Another trio of doctors took Don Pascualito out of my body, they opened me from top to bottom, 83 stitches. Thanks to the blood bank and the morphine I felt a joy that gave me a pleasant sensation of floating, it was a sublime state. The joy of feeling so well after having been a barren body was rising in me.
But after a few hours, I felt the dizziness of not being able to cope with my life, of seeing death, and scaring the nurses who took me faster than a rocket, and holding my hand in the elevator, one floor up: the ICU. They injected me with more and more morphine, but I was still in pain and pain and dizziness and the smell of death. I couldn't move my head for a week, my gaze limited to a plain wall with a socket. That was my world, an inert body, a thinking head questioning the meaning of life and overcome with grief.
First Don Pascualito, born from my own entrails, imposed on me a belly as if I was about 9 months pregnant, that belly hurt and had me without a soul. I gained several kilos, even though I even hated drinking water. After the operation, I became a bag of bones wrapped in skin and decorated with a scar that crossed my entire front torso with 83 staples which extended in 83 wrinkles. My thin arms, like two wrinkled sticks; my breasts remained in two little nuts; neither the navel nor the ass were visible. My legs… Thank God the lymphedema is gone! , although the left one is still hot and with drainage difficulties. Now they are going to inject me with cortisone and my body will swell, then the chemotherapy and I will become bald, ...
Cancer is a unique, intense experience that has revolutionized myself internally. It is allowing me to experience life from a position I did not have. I have gained full awareness of the fact that in this world I may have 6 minutes, or 6 days, 6 weeks, 6 months, 6 years or maybe even 60 years left. It is up to me to decide how I want to live through that time.
I have cancer, I am not cancer or a disease. I have a delicate body, I am not weak. I am in pain, I am not suffering. I am going through a painful experience that some of you have gone through and some others will never.

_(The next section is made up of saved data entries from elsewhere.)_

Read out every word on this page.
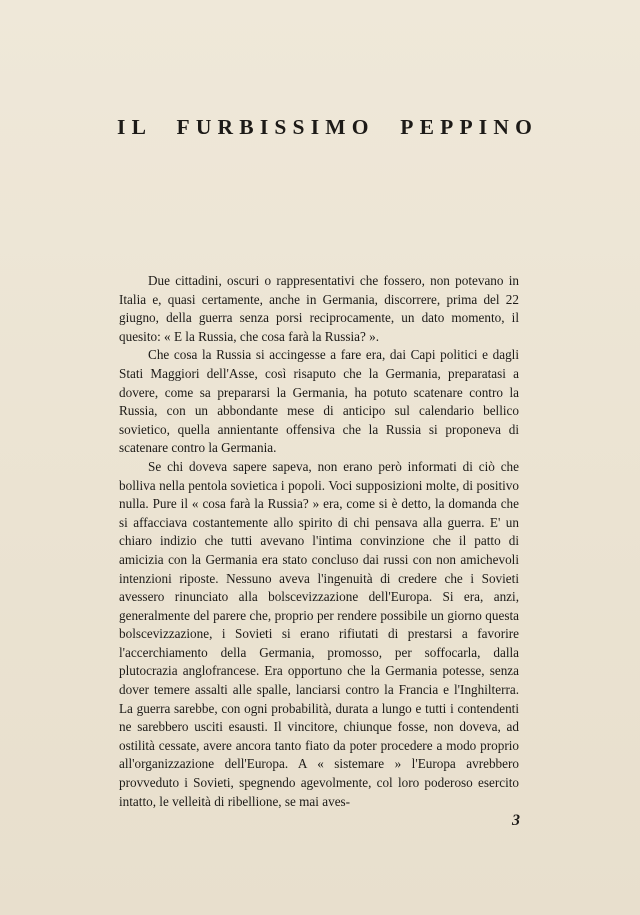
IL FURBISSIMO PEPPINO

Due cittadini, oscuri o rappresentativi che fossero, non potevano in Italia e, quasi certamente, anche in Germania, discorrere, prima del 22 giugno, della guerra senza porsi reciprocamente, un dato momento, il quesito: « E la Russia, che cosa farà la Russia? ».

Che cosa la Russia si accingesse a fare era, dai Capi politici e dagli Stati Maggiori dell'Asse, così risaputo che la Germania, preparatasi a dovere, come sa prepararsi la Germania, ha potuto scatenare contro la Russia, con un abbondante mese di anticipo sul calendario bellico sovietico, quella annientante offensiva che la Russia si proponeva di scatenare contro la Germania.

Se chi doveva sapere sapeva, non erano però informati di ciò che bolliva nella pentola sovietica i popoli. Voci supposizioni molte, di positivo nulla. Pure il « cosa farà la Russia? » era, come si è detto, la domanda che si affacciava costantemente allo spirito di chi pensava alla guerra. E' un chiaro indizio che tutti avevano l'intima convinzione che il patto di amicizia con la Germania era stato concluso dai russi con non amichevoli intenzioni riposte. Nessuno aveva l'ingenuità di credere che i Sovieti avessero rinunciato alla bolscevizzazione dell'Europa. Si era, anzi, generalmente del parere che, proprio per rendere possibile un giorno questa bolscevizzazione, i Sovieti si erano rifiutati di prestarsi a favorire l'accerchiamento della Germania, promosso, per soffocarla, dalla plutocrazia anglofrancese. Era opportuno che la Germania potesse, senza dover temere assalti alle spalle, lanciarsi contro la Francia e l'Inghilterra. La guerra sarebbe, con ogni probabilità, durata a lungo e tutti i contendenti ne sarebbero usciti esausti. Il vincitore, chiunque fosse, non doveva, ad ostilità cessate, avere ancora tanto fiato da poter procedere a modo proprio all'organizzazione dell'Europa. A « sistemare » l'Europa avrebbero provveduto i Sovieti, spegnendo agevolmente, col loro poderoso esercito intatto, le velleità di ribellione, se mai aves-

3
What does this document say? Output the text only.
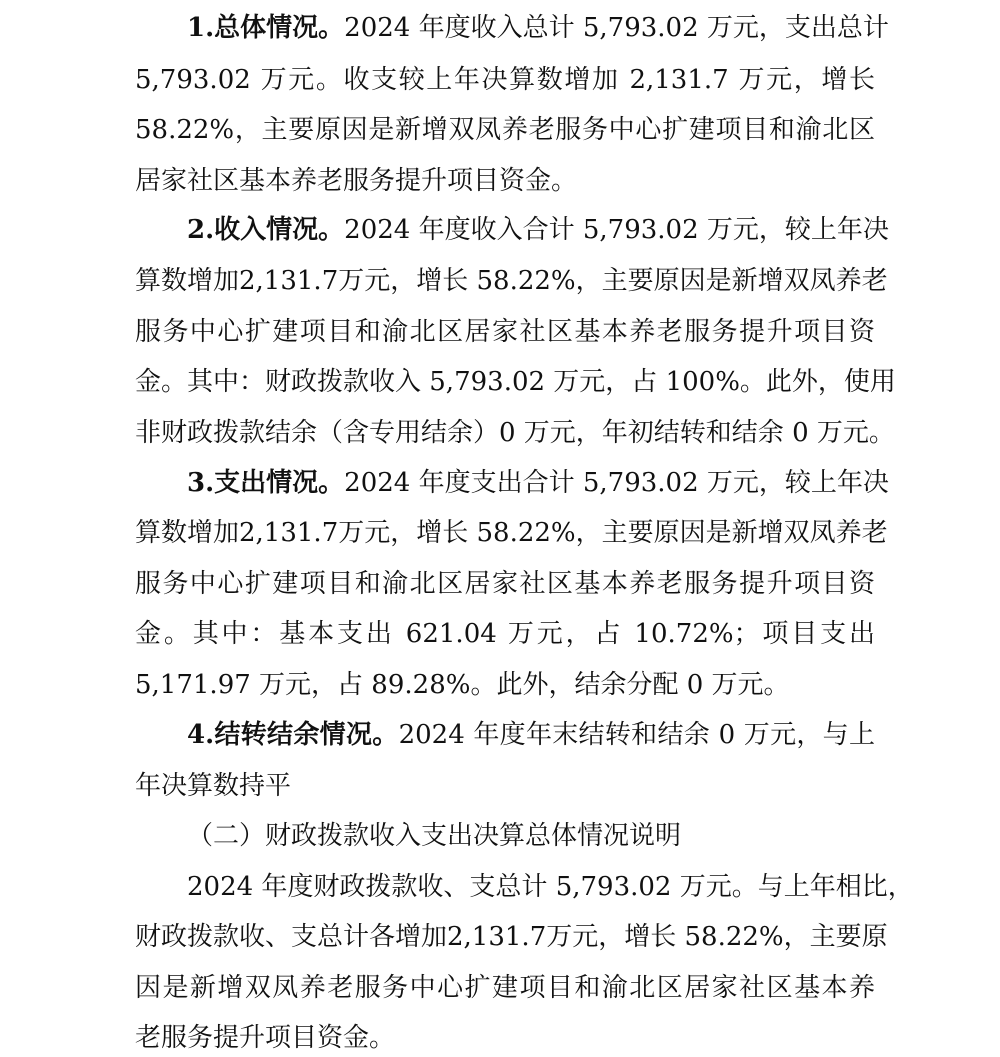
1.总体情况。2024 年度收入总计 5,793.02 万元，支出总计
5,793.02 万元。收支较上年决算数增加 2,131.7 万元，增长
58.22%，主要原因是新增双凤养老服务中心扩建项目和渝北区
居家社区基本养老服务提升项目资金。
2.收入情况。2024 年度收入合计 5,793.02 万元，较上年决
算数增加2,131.7万元，增长 58.22%，主要原因是新增双凤养老
服务中心扩建项目和渝北区居家社区基本养老服务提升项目资
金。其中：财政拨款收入 5,793.02 万元，占 100%。此外，使用
非财政拨款结余（含专用结余）0 万元，年初结转和结余 0 万元。
3.支出情况。2024 年度支出合计 5,793.02 万元，较上年决
算数增加2,131.7万元，增长 58.22%，主要原因是新增双凤养老
服务中心扩建项目和渝北区居家社区基本养老服务提升项目资
金。其中：基本支出 621.04 万元，占 10.72%；项目支出
5,171.97 万元，占 89.28%。此外，结余分配 0 万元。
4.结转结余情况。2024 年度年末结转和结余 0 万元，与上
年决算数持平
（二）财政拨款收入支出决算总体情况说明
2024 年度财政拨款收、支总计 5,793.02 万元。与上年相比，
财政拨款收、支总计各增加2,131.7万元，增长 58.22%，主要原
因是新增双凤养老服务中心扩建项目和渝北区居家社区基本养
老服务提升项目资金。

How do I live with it? With openness to life and its circumstances, acceptance, introspection, and connection. Cancer has allowed me to stop the routine of my life to observe myself living it, to feel my life and its meaning. It allows me intense introspection, getting to know what I identify with deeply. I feel it as an opportunity.
From the perspective of cancer, I have been able to see the value of my life for all those I love and I have felt that very strong bond, even though some have become distant because of the fear I have awakened in them. So, my cancer is also an opportunity for everyone around me or who crosses my path, allowing us to connect, communicate, and show each other our values. That's why cancer is loving; it's part of the game of life. And that's why I want to share with everybody my experience on how I have lived with cancer and how I have lived it, continuing with my introspection, closely connected to everyone and to life.